Çocuk baş etmekte zorlandığı stresli yaşam olayları ile karşı karşıya kalırsa, zihni baş etme mekanizmaları geliştirir. Bu baş etme mekanizmaları genellikle zihinseldir. Çünkü gerçek dünyada bir güce sahip olmayan ve değişim yapamayan çocuk, gerçek dünya yerine kendi zihninde ve algılamasında değişiklik yapar. Kural basittir: Değiştiremediğin dış dünyayı algılamanı değiştir. Bu iç dünya mekanizmaları çocukluk döneminde işe yarar ama erişkin dönemde kendisi sorunlara yol açar.
Çocukların en sık kullandıkları zihinsel baş etme mekanizmaları; hayal kurma, aşırı uyuma, dalıp gitme, ağrı ve acıyı hissetmez hale gelme, zihinde hayali kahraman yaratma ve oyuncu kimlikler yaratma şeklindedir. Şimdi klinik çalışmalarımda sıkça örneklerini gördüğüm bu baş etme mekanizmalarını sizler için açıklamaya çalışayım.
Acı çeken çocuk gerçeklikten kaçmak için en fazla hayal kurar. Hayalinde bir dünya yaratan çocuk, kontrol edemediği ve rahat olmadığı bir dünya yerine, kendisinin iyi ve güçlü olduğu zihinsel dünyada yaşamaya başlar. Çocuk gün içinde bir kenara çekilerek saatlerce hayal kurar hale gelir. Yaratılan fantastik dünya genellikle bilim kurgu filmleri gibidir. Bu çocuklar dış dünyaya ve diğer çocukların dünyasına ilgi göstermez hale gelirler. Büyülü iç dünya zamanla gerçek fizik dünyadan daha cazip hake gelir.

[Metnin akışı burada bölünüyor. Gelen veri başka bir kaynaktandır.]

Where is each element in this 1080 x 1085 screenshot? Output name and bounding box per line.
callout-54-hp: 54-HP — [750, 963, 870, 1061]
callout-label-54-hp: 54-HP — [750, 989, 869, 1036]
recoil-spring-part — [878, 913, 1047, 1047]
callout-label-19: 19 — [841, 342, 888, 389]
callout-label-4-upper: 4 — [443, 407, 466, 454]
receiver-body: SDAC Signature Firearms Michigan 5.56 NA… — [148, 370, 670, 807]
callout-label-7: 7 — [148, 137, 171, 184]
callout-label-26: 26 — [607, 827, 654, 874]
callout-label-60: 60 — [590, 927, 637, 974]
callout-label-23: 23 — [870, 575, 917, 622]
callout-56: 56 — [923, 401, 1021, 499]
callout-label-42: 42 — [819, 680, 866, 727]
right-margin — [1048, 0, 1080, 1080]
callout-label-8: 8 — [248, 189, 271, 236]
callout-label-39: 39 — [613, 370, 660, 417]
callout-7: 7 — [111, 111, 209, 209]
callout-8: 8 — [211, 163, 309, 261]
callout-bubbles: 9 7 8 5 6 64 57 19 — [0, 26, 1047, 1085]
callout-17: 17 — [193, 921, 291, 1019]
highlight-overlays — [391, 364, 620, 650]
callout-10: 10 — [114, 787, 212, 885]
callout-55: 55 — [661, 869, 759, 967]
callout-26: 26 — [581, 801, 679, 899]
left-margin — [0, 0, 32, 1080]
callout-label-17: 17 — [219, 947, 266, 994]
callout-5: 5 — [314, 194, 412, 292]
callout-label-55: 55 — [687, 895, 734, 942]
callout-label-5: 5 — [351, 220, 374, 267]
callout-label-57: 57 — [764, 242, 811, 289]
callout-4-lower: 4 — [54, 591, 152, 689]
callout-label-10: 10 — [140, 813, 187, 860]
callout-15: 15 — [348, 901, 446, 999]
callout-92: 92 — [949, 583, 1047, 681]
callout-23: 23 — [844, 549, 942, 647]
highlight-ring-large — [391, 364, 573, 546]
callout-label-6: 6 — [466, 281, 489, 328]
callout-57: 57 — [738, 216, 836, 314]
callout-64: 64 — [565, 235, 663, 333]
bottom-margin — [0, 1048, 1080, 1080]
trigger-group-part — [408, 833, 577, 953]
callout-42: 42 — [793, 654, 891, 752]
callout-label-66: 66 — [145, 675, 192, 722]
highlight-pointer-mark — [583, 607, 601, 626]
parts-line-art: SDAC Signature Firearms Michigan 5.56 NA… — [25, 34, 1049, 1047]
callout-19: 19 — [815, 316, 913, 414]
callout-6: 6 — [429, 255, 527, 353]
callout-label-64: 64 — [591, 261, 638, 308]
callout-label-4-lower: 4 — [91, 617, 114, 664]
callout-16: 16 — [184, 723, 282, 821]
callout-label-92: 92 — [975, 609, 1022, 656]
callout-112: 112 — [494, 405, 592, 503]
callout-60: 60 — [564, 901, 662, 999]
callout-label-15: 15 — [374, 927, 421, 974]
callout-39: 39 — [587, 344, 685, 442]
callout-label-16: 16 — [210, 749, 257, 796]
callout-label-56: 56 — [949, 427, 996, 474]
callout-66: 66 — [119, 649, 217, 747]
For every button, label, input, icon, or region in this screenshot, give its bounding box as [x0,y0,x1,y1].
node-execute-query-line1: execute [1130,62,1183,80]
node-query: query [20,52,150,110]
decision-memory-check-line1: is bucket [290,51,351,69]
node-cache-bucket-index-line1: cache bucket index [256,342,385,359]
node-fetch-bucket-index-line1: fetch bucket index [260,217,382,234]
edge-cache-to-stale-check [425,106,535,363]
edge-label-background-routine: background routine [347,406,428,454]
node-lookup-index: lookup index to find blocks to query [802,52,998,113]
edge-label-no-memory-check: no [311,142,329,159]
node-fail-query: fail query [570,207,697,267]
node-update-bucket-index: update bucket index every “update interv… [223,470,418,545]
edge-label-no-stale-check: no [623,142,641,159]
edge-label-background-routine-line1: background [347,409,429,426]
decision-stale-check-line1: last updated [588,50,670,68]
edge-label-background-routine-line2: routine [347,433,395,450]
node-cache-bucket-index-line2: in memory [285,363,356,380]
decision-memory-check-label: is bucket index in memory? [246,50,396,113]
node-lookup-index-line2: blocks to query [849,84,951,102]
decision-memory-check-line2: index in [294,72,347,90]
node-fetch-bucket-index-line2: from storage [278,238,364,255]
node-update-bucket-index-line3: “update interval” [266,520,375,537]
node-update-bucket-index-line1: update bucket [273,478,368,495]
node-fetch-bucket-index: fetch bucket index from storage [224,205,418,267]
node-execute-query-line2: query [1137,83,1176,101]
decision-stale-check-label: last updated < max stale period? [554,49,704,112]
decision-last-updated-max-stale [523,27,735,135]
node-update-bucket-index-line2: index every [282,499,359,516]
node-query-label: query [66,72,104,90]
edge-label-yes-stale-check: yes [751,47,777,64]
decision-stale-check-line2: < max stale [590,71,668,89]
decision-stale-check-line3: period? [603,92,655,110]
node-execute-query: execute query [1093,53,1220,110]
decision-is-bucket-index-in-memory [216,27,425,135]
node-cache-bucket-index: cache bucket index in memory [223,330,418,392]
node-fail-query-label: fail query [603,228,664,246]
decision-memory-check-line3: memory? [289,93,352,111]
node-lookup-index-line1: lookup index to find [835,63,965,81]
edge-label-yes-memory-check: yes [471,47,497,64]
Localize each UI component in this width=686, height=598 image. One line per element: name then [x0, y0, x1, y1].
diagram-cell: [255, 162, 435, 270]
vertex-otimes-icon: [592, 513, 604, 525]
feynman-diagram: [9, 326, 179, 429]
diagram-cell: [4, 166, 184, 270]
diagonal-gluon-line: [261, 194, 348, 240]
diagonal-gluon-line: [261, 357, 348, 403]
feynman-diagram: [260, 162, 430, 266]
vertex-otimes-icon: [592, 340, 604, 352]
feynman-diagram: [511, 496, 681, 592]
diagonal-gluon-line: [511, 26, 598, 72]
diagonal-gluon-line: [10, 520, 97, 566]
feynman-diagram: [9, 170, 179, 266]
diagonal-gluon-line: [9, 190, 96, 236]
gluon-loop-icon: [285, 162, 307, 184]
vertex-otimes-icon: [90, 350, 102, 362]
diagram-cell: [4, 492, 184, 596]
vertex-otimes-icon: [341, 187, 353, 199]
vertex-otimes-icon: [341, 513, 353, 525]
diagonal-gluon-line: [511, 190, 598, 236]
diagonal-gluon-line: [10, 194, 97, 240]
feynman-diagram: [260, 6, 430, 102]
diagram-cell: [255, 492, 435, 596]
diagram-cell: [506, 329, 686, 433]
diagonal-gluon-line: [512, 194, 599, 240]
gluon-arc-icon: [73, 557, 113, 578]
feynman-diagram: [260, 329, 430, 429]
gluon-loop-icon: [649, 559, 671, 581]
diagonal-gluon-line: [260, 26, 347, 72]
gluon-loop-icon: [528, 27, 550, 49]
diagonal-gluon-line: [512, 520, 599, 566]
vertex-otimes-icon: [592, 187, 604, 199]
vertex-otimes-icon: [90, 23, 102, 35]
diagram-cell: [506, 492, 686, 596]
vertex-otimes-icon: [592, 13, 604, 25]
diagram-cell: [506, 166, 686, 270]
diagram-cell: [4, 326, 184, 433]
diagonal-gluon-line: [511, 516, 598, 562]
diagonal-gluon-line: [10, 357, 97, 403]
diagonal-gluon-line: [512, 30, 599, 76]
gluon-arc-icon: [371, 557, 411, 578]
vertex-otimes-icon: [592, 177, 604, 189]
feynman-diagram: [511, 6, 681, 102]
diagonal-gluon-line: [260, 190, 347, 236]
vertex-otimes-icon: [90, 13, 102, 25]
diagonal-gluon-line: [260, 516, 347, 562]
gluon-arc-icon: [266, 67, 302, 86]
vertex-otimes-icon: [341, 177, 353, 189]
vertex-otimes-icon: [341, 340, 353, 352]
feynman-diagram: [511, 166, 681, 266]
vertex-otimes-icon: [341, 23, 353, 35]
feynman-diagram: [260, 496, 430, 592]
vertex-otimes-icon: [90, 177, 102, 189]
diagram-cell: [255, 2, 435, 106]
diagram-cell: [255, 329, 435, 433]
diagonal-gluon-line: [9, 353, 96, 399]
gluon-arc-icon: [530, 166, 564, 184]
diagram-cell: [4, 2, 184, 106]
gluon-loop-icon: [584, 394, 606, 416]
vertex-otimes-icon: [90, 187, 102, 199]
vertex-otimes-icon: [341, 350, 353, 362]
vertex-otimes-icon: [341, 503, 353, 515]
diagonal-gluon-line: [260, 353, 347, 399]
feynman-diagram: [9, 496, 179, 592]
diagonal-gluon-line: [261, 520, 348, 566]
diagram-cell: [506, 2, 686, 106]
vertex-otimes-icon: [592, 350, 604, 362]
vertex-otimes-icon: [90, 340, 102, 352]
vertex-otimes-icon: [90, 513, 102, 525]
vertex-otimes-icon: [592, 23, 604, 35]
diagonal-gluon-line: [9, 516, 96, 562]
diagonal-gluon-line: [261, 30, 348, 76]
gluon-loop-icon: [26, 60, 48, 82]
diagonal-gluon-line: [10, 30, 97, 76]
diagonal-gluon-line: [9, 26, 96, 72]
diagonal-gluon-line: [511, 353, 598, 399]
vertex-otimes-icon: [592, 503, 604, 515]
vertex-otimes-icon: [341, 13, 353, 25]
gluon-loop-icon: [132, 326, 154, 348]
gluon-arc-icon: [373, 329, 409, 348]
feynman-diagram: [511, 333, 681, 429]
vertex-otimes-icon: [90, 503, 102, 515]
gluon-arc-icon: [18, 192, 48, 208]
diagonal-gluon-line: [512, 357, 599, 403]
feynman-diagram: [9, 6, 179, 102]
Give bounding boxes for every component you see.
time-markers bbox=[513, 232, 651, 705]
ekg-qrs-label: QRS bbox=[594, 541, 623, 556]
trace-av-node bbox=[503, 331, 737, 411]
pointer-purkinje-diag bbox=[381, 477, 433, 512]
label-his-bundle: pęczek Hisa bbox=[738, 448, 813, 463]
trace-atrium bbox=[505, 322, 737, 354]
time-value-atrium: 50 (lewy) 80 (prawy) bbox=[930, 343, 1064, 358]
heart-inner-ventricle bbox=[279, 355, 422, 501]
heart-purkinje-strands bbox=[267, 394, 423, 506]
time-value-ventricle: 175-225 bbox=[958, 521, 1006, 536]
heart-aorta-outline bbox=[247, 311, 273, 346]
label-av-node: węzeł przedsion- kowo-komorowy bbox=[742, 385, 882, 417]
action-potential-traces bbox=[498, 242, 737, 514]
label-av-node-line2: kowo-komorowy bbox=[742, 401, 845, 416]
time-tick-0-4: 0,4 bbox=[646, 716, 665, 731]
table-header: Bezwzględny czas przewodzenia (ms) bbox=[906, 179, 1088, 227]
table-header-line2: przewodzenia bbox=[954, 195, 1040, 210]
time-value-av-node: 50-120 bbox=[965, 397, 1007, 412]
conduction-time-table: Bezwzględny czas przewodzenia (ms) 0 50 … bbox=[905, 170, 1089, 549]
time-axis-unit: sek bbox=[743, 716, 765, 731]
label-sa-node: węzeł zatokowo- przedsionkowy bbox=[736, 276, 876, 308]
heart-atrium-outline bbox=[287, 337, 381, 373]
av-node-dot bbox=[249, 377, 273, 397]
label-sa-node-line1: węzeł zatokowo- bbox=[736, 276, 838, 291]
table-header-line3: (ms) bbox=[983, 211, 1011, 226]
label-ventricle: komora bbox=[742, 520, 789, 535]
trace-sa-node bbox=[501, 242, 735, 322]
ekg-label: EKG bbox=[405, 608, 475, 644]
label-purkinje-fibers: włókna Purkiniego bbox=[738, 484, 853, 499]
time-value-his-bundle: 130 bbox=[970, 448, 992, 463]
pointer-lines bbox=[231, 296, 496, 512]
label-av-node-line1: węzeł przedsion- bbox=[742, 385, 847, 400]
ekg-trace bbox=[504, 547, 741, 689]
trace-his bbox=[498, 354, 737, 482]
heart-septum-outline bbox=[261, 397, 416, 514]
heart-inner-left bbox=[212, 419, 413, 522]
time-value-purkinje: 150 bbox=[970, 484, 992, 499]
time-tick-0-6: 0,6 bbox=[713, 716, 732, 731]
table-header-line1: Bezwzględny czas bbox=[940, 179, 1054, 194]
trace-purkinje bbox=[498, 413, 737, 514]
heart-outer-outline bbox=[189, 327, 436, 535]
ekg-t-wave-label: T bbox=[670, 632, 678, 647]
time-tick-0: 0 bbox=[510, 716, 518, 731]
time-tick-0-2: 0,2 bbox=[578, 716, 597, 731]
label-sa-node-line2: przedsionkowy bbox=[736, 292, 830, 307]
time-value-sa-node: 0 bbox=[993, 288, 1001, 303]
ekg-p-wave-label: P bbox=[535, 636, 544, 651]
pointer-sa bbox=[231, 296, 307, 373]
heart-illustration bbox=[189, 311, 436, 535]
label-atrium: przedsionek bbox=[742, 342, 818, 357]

Çocukların yaşadıkları stresten kaçmalarının sık yollarından biri de aşırı uyumaktır. Uyku stresten kaçış yollarından biridir. Stres karşısında bazı insanlar uyuyamaz hale gelirken bazı insanlar aşırı uyurlar. Çocukların bir kısmı korkudan uyuyamaz hale gelirken, bazı çocuklar yaşadıkları acıdan kaçmaya yarayan zombi tarzında uyurlar. Bu uyuma stratejisi ergenlik döneminden sonra zaman zaman 16 saat uyumaya sebep olabilir.
Çocukların gerçek dünyadaki stresten kaçma yollarından biri de dalıp gitme şeklindedir. Kopma şeklinde tanımlayacağımız bu halde çocuk ne tam olarak uyur ne de bilinçli haya kuruyordur. Sadece bulunduğu zaman ve mekândan kopuyordur. Bazen bu boşluklar donmuş olma gibidir. Hiçlik halidir. Çocuğa ne oldu diye sorulduğunda “hiçbir şeyi hissetmediği bir hal yaşadığını” söyler. Çocuk için hiçlik acı çekmekten iyidir.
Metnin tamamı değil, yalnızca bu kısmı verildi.